Robert R. McGill, Esquire

Disability Retirement for Federal Government Employees: Respites

Preparing, formulating and filing for Federal Disability Retirement benefits from the Office of Personnel Management — if one is a current employee of one’s agency or the U.S. Postal Service or, if separated but it has been less than thirty one (31) days since the separation, then the application for Federal Disability Retirement benefits must be processed through one’s agency; if, on the other hand, you have been separated for more than 31 days, then you must file the application for Federal Disability Retirement benefits directly to the OPM intake office in Boyers, Pennsylvania, which will then be processed and forwarded to the main U.S. Office of Personnel Management in Washington, D.C. — is a process which one should expect will require considerable energy, involving one’s emotional physical, and mental fortitude.  

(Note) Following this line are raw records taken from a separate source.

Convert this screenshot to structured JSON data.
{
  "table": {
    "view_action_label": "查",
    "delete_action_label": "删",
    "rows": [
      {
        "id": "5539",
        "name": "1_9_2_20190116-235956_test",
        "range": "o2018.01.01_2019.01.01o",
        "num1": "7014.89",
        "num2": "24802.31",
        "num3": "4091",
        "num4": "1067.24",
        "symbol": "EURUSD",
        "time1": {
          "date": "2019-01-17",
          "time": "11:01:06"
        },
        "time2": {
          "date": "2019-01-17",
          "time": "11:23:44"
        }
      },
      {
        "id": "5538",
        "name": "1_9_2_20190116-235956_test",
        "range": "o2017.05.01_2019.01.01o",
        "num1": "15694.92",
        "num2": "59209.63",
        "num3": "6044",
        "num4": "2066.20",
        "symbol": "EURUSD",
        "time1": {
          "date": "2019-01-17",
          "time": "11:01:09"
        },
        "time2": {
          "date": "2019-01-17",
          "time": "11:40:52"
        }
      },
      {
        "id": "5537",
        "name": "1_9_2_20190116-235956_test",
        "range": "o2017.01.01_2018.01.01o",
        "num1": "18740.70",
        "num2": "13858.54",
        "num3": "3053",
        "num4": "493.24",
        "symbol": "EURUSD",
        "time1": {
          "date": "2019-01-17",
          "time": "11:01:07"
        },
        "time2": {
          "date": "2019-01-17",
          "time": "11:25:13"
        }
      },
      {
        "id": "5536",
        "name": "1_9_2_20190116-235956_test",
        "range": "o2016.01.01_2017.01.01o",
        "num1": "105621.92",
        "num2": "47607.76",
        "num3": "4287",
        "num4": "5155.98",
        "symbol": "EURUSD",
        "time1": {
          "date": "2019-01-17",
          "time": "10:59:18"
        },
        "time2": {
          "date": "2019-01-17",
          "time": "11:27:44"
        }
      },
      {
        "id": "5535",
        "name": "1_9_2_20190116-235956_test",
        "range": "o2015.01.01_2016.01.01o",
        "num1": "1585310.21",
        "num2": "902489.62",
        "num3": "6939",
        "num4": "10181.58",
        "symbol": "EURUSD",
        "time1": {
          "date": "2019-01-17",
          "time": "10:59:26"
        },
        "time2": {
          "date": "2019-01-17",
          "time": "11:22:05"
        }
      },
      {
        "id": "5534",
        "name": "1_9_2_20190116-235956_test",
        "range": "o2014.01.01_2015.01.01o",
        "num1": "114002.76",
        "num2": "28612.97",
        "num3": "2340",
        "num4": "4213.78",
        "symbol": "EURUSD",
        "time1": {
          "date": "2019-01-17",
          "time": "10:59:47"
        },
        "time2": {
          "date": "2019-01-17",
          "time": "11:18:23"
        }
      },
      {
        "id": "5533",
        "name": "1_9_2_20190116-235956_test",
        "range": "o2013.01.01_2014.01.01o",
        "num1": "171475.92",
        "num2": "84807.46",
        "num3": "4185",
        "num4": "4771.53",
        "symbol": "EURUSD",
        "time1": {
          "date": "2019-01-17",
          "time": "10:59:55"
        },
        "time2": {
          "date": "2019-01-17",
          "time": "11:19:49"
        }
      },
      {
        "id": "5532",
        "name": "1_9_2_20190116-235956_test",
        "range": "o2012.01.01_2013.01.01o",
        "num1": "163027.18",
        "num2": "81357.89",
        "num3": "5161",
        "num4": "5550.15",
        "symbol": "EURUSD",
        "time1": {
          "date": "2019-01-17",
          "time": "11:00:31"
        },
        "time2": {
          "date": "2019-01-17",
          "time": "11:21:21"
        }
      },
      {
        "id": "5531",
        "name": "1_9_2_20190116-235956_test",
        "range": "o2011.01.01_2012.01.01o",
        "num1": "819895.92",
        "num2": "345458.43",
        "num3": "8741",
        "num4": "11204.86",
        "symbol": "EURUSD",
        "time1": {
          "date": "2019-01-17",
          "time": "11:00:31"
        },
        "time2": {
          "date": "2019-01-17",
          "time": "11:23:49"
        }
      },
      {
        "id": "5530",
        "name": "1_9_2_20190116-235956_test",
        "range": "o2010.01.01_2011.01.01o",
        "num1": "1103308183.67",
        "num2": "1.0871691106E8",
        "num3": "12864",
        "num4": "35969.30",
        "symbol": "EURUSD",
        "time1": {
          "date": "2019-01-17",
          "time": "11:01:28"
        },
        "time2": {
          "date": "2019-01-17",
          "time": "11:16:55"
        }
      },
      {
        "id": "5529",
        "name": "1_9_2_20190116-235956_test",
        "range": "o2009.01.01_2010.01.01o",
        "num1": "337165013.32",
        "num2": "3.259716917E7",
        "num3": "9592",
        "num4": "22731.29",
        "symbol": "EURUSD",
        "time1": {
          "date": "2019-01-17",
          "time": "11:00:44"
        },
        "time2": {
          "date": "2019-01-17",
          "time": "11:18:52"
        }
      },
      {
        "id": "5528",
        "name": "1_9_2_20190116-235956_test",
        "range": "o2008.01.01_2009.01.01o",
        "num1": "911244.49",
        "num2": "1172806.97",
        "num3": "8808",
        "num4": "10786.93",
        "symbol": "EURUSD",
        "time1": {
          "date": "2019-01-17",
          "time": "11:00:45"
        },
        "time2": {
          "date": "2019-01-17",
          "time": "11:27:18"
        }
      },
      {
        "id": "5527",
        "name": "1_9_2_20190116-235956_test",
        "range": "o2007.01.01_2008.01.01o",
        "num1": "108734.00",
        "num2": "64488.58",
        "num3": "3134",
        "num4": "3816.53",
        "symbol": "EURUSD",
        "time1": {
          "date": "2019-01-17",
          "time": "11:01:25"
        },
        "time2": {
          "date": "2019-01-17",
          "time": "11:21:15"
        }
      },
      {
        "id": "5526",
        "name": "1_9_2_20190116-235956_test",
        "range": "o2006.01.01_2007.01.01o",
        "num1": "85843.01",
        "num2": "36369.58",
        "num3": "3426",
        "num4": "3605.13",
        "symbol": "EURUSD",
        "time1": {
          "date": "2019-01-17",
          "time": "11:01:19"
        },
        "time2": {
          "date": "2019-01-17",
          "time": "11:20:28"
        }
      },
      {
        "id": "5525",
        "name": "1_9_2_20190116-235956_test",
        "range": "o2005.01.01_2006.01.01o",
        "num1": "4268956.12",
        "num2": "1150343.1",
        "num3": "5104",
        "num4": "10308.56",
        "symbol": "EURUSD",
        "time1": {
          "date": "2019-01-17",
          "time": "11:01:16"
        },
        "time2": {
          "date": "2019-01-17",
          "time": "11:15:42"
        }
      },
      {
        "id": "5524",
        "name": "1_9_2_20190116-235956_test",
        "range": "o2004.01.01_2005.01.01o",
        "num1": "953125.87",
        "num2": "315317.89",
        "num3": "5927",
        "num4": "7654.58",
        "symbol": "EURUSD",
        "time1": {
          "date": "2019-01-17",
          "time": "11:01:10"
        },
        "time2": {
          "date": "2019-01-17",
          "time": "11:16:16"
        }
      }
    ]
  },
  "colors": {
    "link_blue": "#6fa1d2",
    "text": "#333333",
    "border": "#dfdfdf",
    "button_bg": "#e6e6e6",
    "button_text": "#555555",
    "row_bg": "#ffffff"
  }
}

Filing for the benefit and involving one’s self in the process of the administrative procedure, is rarely — if ever — merely a matter of “filling out forms“.  Yes, there are Standard Forms to be completed (the SF 3107 series for FERS employees; for CSRS employees, SF 2801 series; and the SF 3112 series for both FERS and CSRS employees) — but it is the “connecting of dots” between preparing one’s narrative in the Applicant’s Statement of Disability, the gathering of the medical documentation sufficient to meet the burden of proof of “preponderance of the evidence”, and all of the attendant actions which accompany the creation of the nexus between one’s medical condition and the positional requirements of one’s duties — all of the cumulative aggregation taken as a whole, constitute an imposing, formidable process.  

Fortunately, the Holidays, the weekends, etc., provide a brief respite from such challenges.  But the problem with such periodic and temporary respites, are that they merely serve to remind us that the hurdle still exists, and the process is still to be encountered, and the procrastination of the inevitable must be confronted at some point; and that, in and of itself, is an exhausting thought.  Medical Disability Retirement from OPM is precisely there is provide a long-lasting respite. Delaying by periodic respites only prolongs the time when the true respite, of meaningful duration, may be embraced.